Thanks to some confused signals from Carroll County officials, developers Michael Reeves and Henry L. Blevins may have escaped a state effort to remove buried construction debris in their Homedale Road subdivision in South Carroll. But the fact remains that the tree stumps, limbs and other building waste covered by a layer of soil will cause problems for future homeowners there.
County water resources officials have identified about 100 sink holes in Carroll that were caused when rotting stumps and wood could no longer support the tons of soil that covered them. The developers responsible for creating these earthen time bombs are long gone, and the homeowners are now stuck with the expense of filling the holes.

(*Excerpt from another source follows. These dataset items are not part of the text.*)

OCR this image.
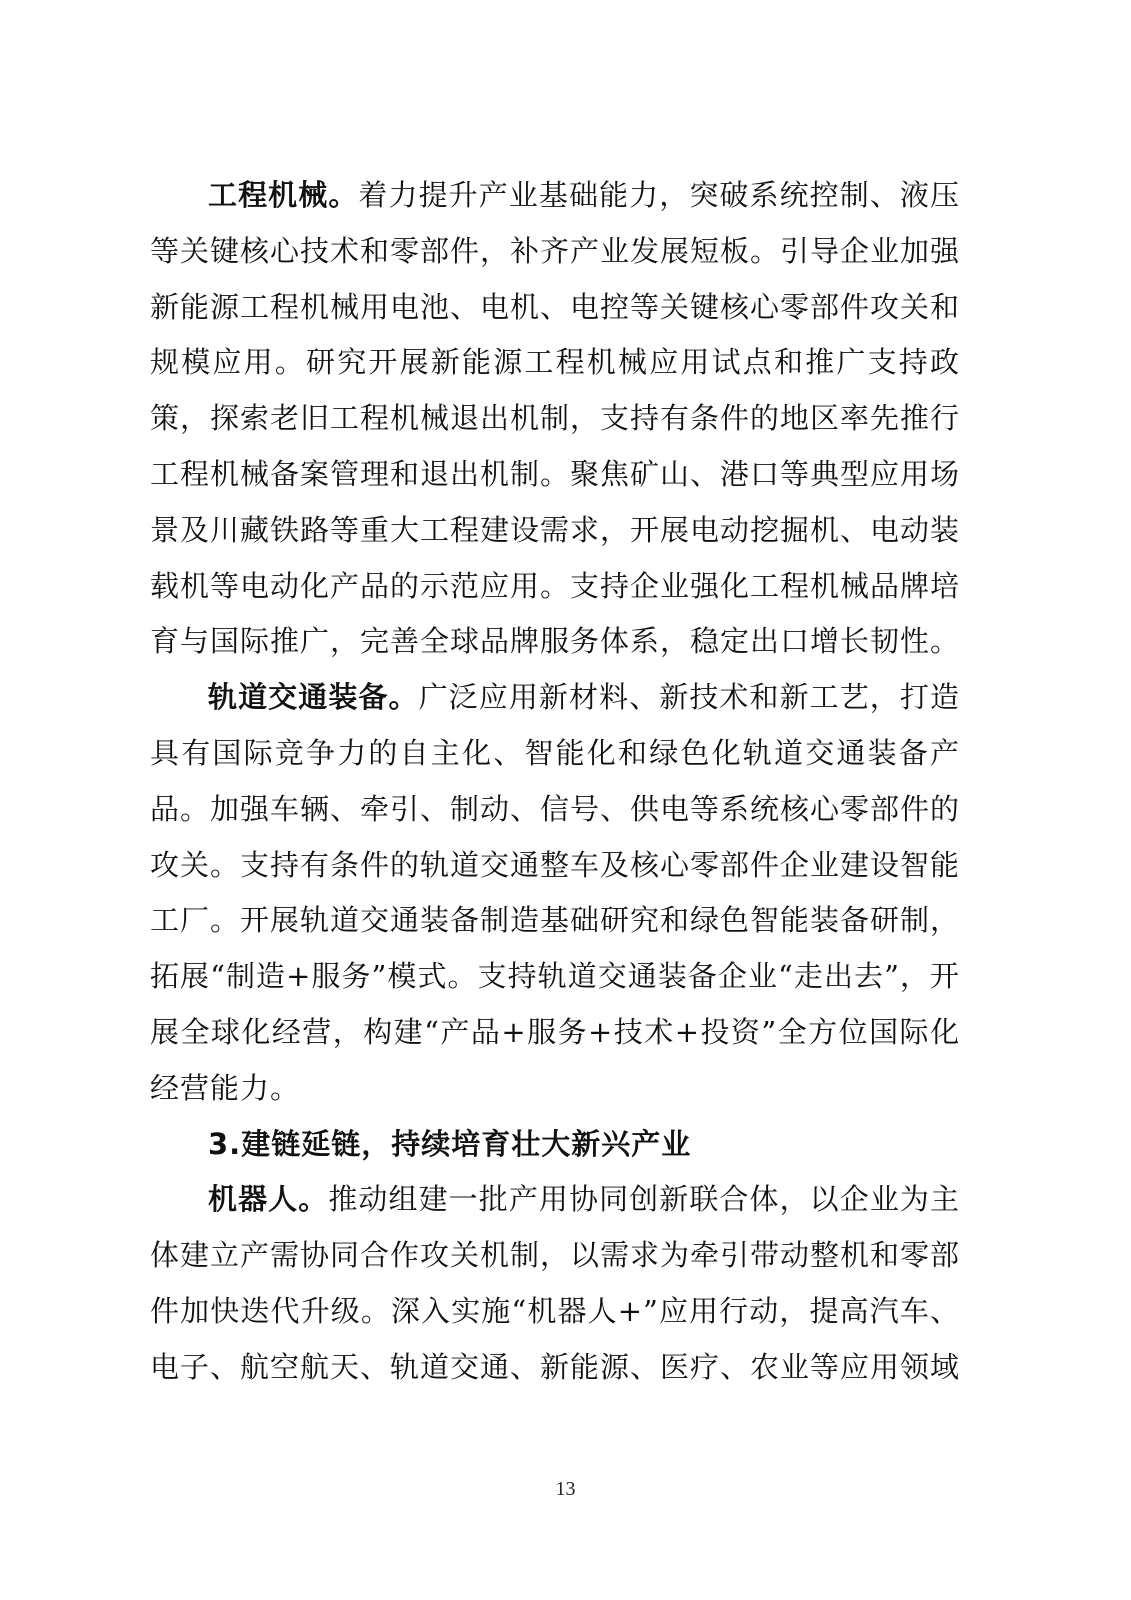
工程机械。着力提升产业基础能力，突破系统控制、液压等关键核心技术和零部件，补齐产业发展短板。引导企业加强新能源工程机械用电池、电机、电控等关键核心零部件攻关和规模应用。研究开展新能源工程机械应用试点和推广支持政策，探索老旧工程机械退出机制，支持有条件的地区率先推行工程机械备案管理和退出机制。聚焦矿山、港口等典型应用场景及川藏铁路等重大工程建设需求，开展电动挖掘机、电动装载机等电动化产品的示范应用。支持企业强化工程机械品牌培育与国际推广，完善全球品牌服务体系，稳定出口增长韧性。

轨道交通装备。广泛应用新材料、新技术和新工艺，打造具有国际竞争力的自主化、智能化和绿色化轨道交通装备产品。加强车辆、牵引、制动、信号、供电等系统核心零部件的攻关。支持有条件的轨道交通整车及核心零部件企业建设智能工厂。开展轨道交通装备制造基础研究和绿色智能装备研制，拓展“制造+服务”模式。支持轨道交通装备企业“走出去”，开展全球化经营，构建“产品+服务+技术+投资”全方位国际化经营能力。

3.建链延链，持续培育壮大新兴产业

机器人。推动组建一批产用协同创新联合体，以企业为主体建立产需协同合作攻关机制，以需求为牵引带动整机和零部件加快迭代升级。深入实施“机器人+”应用行动，提高汽车、电子、航空航天、轨道交通、新能源、医疗、农业等应用领域

13
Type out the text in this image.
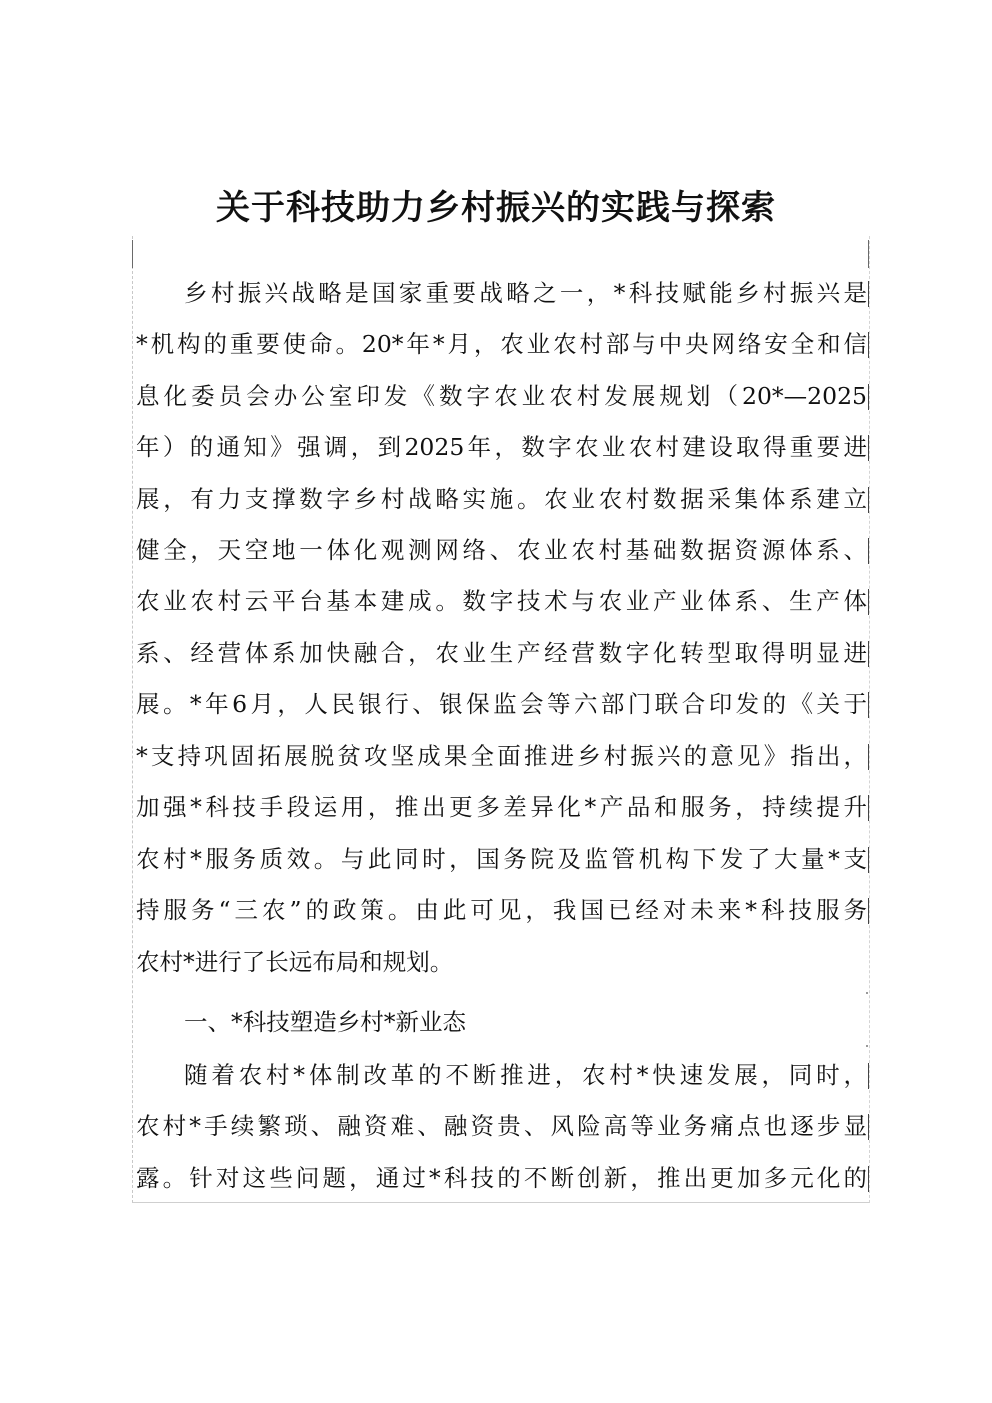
关于科技助力乡村振兴的实践与探索
乡村振兴战略是国家重要战略之一，*科技赋能乡村振兴是
*机构的重要使命。20*年*月，农业农村部与中央网络安全和信
息化委员会办公室印发《数字农业农村发展规划（20*—2025
年）的通知》强调，到2025年，数字农业农村建设取得重要进
展，有力支撑数字乡村战略实施。农业农村数据采集体系建立
健全，天空地一体化观测网络、农业农村基础数据资源体系、
农业农村云平台基本建成。数字技术与农业产业体系、生产体
系、经营体系加快融合，农业生产经营数字化转型取得明显进
展。*年6月，人民银行、银保监会等六部门联合印发的《关于
*支持巩固拓展脱贫攻坚成果全面推进乡村振兴的意见》指出，
加强*科技手段运用，推出更多差异化*产品和服务，持续提升
农村*服务质效。与此同时，国务院及监管机构下发了大量*支
持服务“三农”的政策。由此可见，我国已经对未来*科技服务
农村*进行了长远布局和规划。
一、*科技塑造乡村*新业态
随着农村*体制改革的不断推进，农村*快速发展，同时，
农村*手续繁琐、融资难、融资贵、风险高等业务痛点也逐步显
露。针对这些问题，通过*科技的不断创新，推出更加多元化的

Although burying construction detritus has been illegal in Maryland since 1988, Carroll's inspectors had been turning a blind eye to the practice. After the county's Environmental Affairs Advisory Board became aware of the law and informed inspectors, regulation was stepped up.
Mr. Reeves casts himself as the unfortunate victim of a change in policy. He claims unnamed county officials gave him permission to follow past disposal practices, only then to be cited for violating state law.
He convinced new Commissioner Richard T. Yates -- that professed advocate of quality home construction -- to pen a letter to the Maryland Department of the Environment arguing that county officials had misled Mr. Reeves.
Regardless of who is responsible for the buried waste, homeowners need to be informed about the matter and the potential for problems. Since Mr. Reeves and Mr. Blevins have demonstrated no concern for future home buyers by burying the debris, they are not likely to disclose its existence to them.
If regulations were properly enforced, there would be no problem. The county now finds itself uncomfortably powerless while two developers can sell lots laden with potential problems.
The probability is high that the county government -- read: Carroll's taxpayers -- may be responsible for clearing out the debris and filling the sinkholes. County officials should explore the possibility of having a warning registered with the land records that would accompany transfer of these lots.